We were the last foreign visitors he received in the Kremlin as president of the USSR.

I was to see him a third time, six months later, in Haifa, where he had come to receive a humanitarian prize from the Technion Institute. The Soviet ambassador is to make a speech but excuses himself on Boris Yeltsin’s orders, or so we are given to understand.
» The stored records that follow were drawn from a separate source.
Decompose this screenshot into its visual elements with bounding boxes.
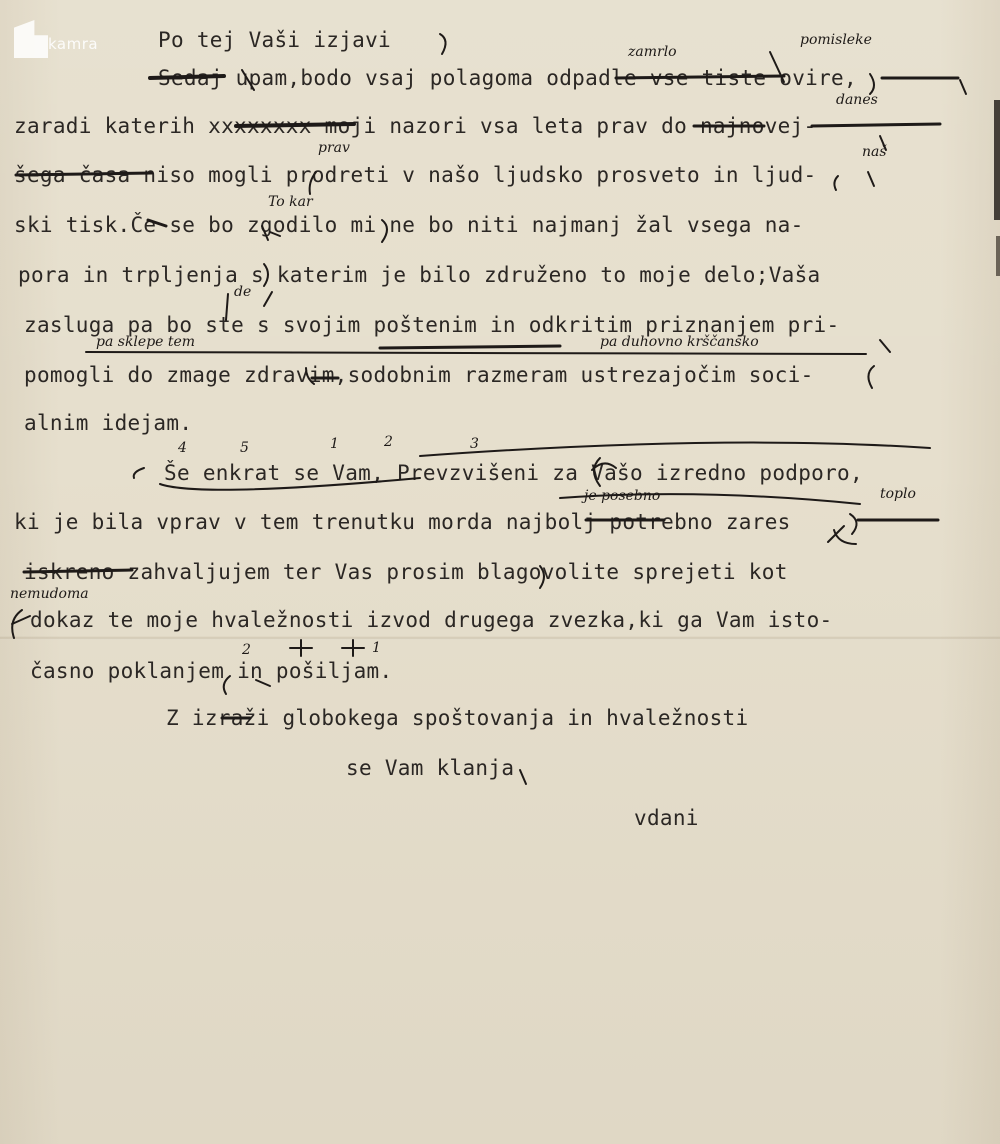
paper-fold: [0, 636, 1000, 640]
ink-note-pomisleke: pomisleke: [800, 32, 872, 48]
ink-number-line13-2: 2: [242, 642, 251, 658]
letter-line-6: pora in trpljenja s katerim je bilo združeno to moje delo;Vaša: [18, 263, 821, 287]
page-edge-shadow-lower: [996, 236, 1000, 276]
ink-note-toplo: toplo: [880, 486, 916, 502]
letter-line-14: časno poklanjem in pošiljam.: [30, 659, 393, 683]
ink-number-line13-1: 1: [372, 640, 381, 656]
letter-signature-word: vdani: [634, 806, 699, 830]
ink-note-zamrlo: zamrlo: [628, 44, 677, 60]
ink-number-2: 2: [384, 434, 393, 450]
ink-note-nemudoma: nemudoma: [10, 586, 89, 602]
ink-number-3: 3: [470, 436, 479, 452]
letter-line-3: zaradi katerih xxxxxxxx moji nazori vsa leta prav do najnovej-: [14, 114, 817, 138]
ink-note-danes: danes: [836, 92, 878, 108]
ink-number-1: 1: [330, 436, 339, 452]
ink-note-je-posebno: je posebno: [584, 488, 661, 504]
letter-closing-line: Z izraži globokega spoštovanja in hvaležnosti: [166, 706, 749, 730]
letter-line-13: dokaz te moje hvaležnosti izvod drugega zvezka,ki ga Vam isto-: [30, 608, 833, 632]
kamra-logo: [14, 20, 124, 60]
letter-line-8: pomogli do zmage zdravim,sodobnim razmeram ustrezajočim soci-: [24, 363, 814, 387]
letter-line-2: Sedaj upam,bodo vsaj polagoma odpadle vse tiste ovire,: [158, 66, 857, 90]
letter-line-7: zasluga pa bo ste s svojim poštenim in odkritim priznanjem pri-: [24, 313, 840, 337]
letter-line-12: iskreno zahvaljujem ter Vas prosim blagovolite sprejeti kot: [24, 560, 788, 584]
kamra-logo-text: kamra: [48, 35, 99, 53]
ink-note-nas: naš: [862, 144, 887, 160]
ink-note-krscansko: pa duhovno krščansko: [600, 334, 759, 350]
ink-note-de: de: [234, 284, 252, 300]
letter-line-9: alnim idejam.: [24, 411, 193, 435]
ink-note-pa-sklepe: pa sklepe tem: [96, 334, 196, 350]
letter-line-10: Še enkrat se Vam, Prevzvišeni za Vašo izredno podporo,: [164, 461, 863, 485]
ink-number-4: 4: [178, 440, 187, 456]
letter-closing-greeting: se Vam klanja: [346, 756, 515, 780]
ink-note-to-kar: To kar: [268, 194, 313, 210]
letter-line-4: šega časa niso mogli prodreti v našo ljudsko prosveto in ljud-: [14, 163, 817, 187]
page-edge-shadow: [994, 100, 1000, 220]
ink-number-5: 5: [240, 440, 249, 456]
letter-line-11: ki je bila vprav v tem trenutku morda najbolj potrebno zares: [14, 510, 791, 534]
letter-line-1: Po tej Vaši izjavi: [158, 28, 391, 52]
ink-note-prav: prav: [318, 140, 350, 156]
kamra-logo-icon: [14, 20, 48, 58]
letter-line-5: ski tisk.Če se bo zgodilo mi ne bo niti najmanj žal vsega na-: [14, 213, 804, 237]
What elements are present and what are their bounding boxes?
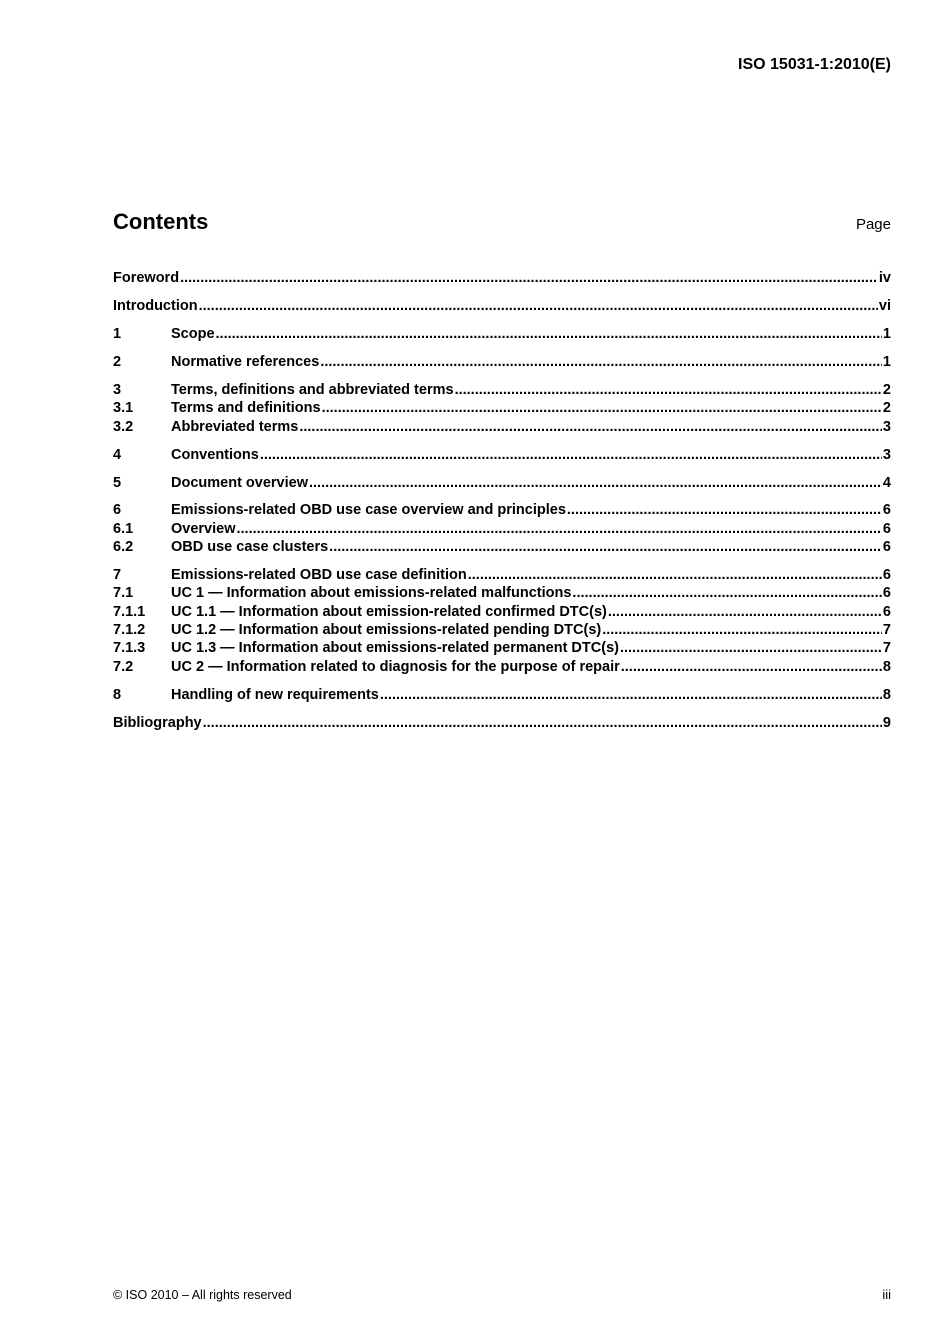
toc-entry[interactable] [113, 520, 891, 538]
toc-entry-page: 2 [882, 400, 891, 417]
toc-entry-page: 4 [882, 474, 891, 491]
toc-entry-page: 3 [882, 446, 891, 463]
toc-dot-leader [455, 381, 882, 399]
toc-entry[interactable] [113, 714, 891, 732]
toc-dot-leader [216, 325, 882, 343]
toc-entry-title: Foreword [113, 270, 180, 286]
toc-entry-page: 7 [882, 640, 891, 657]
toc-entry-title: Conventions [171, 446, 259, 463]
document-id: ISO 15031-1:2010(E) [738, 56, 891, 73]
toc-entry-page: 6 [882, 585, 891, 602]
toc-entry-number: 6.2 [113, 539, 134, 556]
toc-dot-leader [468, 566, 882, 584]
toc-entry-title: Handling of new requirements [171, 686, 379, 703]
toc-entry-page: 1 [882, 325, 891, 342]
toc-entry[interactable] [113, 686, 891, 704]
toc-entry-number: 4 [113, 446, 122, 463]
toc-entry-title: Terms, definitions and abbreviated terms [171, 381, 454, 398]
page-number: iii [882, 1287, 891, 1302]
toc-entry-number: 7.1.2 [113, 621, 146, 638]
toc-entry-page: 3 [882, 418, 891, 435]
toc-entry-title: Emissions-related OBD use case overview and principles [171, 502, 566, 519]
toc-entry-title: UC 1.2 — Information about emissions-related pending DTC(s) [171, 621, 602, 638]
toc-dot-leader [329, 538, 882, 556]
toc-dot-leader [237, 520, 882, 538]
toc-entry-title: Introduction [113, 297, 198, 314]
toc-dot-leader [567, 501, 882, 519]
toc-entry[interactable] [113, 501, 891, 519]
toc-entry-title: Terms and definitions [171, 400, 321, 417]
toc-entry-page: 1 [882, 353, 891, 370]
toc-entry-title: Abbreviated terms [171, 418, 299, 435]
toc-entry-number: 5 [113, 474, 122, 491]
toc-entry-page: 8 [882, 658, 891, 675]
toc-entry-number: 6 [113, 502, 122, 519]
toc-entry[interactable] [113, 584, 891, 602]
toc-entry[interactable] [113, 325, 891, 343]
toc-entry-number: 7.1.1 [113, 603, 146, 620]
toc-entry[interactable] [113, 269, 891, 287]
toc-entry[interactable] [113, 399, 891, 417]
toc-dot-leader [380, 686, 882, 704]
toc-dot-leader [309, 474, 882, 492]
toc-entry-title: UC 2 — Information related to diagnosis for the purpose of repair [171, 658, 620, 675]
toc-entry[interactable] [113, 353, 891, 371]
toc-entry-title: OBD use case clusters [171, 539, 329, 556]
toc-entry[interactable] [113, 603, 891, 621]
toc-entry-title: Emissions-related OBD use case definition [171, 567, 467, 584]
toc-entry-page: 6 [882, 520, 891, 537]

Gorbachev is now an ordinary citizen without rank or title and no longer represents anything, except perhaps his vision of a liberated
world.
Sic transit gloria mundi
. He reminds me of Winston Churchill after his defeat at the polls in 1945. But Churchill was a great orator, and you couldn’t say that about Gorbachev. Also, Churchill had saved the world from Fascism. Had Gorbachev saved it from Communism? History will judge. In rereading these notes in 1996, I find myself thinking of the resurgence of the Communist party in Russia and other countries of Central Europe. Still, as we watch the successor of Stalin, Khrushchev, and Brezhnev, surrounded by Israeli flags flapping in the twilight, standing at attention as
Hatikva
is sung, all of us in the crowd cannot help but feel the winds of history. Surprised at first but then visibly pleased to see me again, he falls into my arms and kisses me on both cheeks. To his wife, Raissa, who doesn’t understand, he explains: “My last visitor in the Kremlin, do you remember? He’s the one.”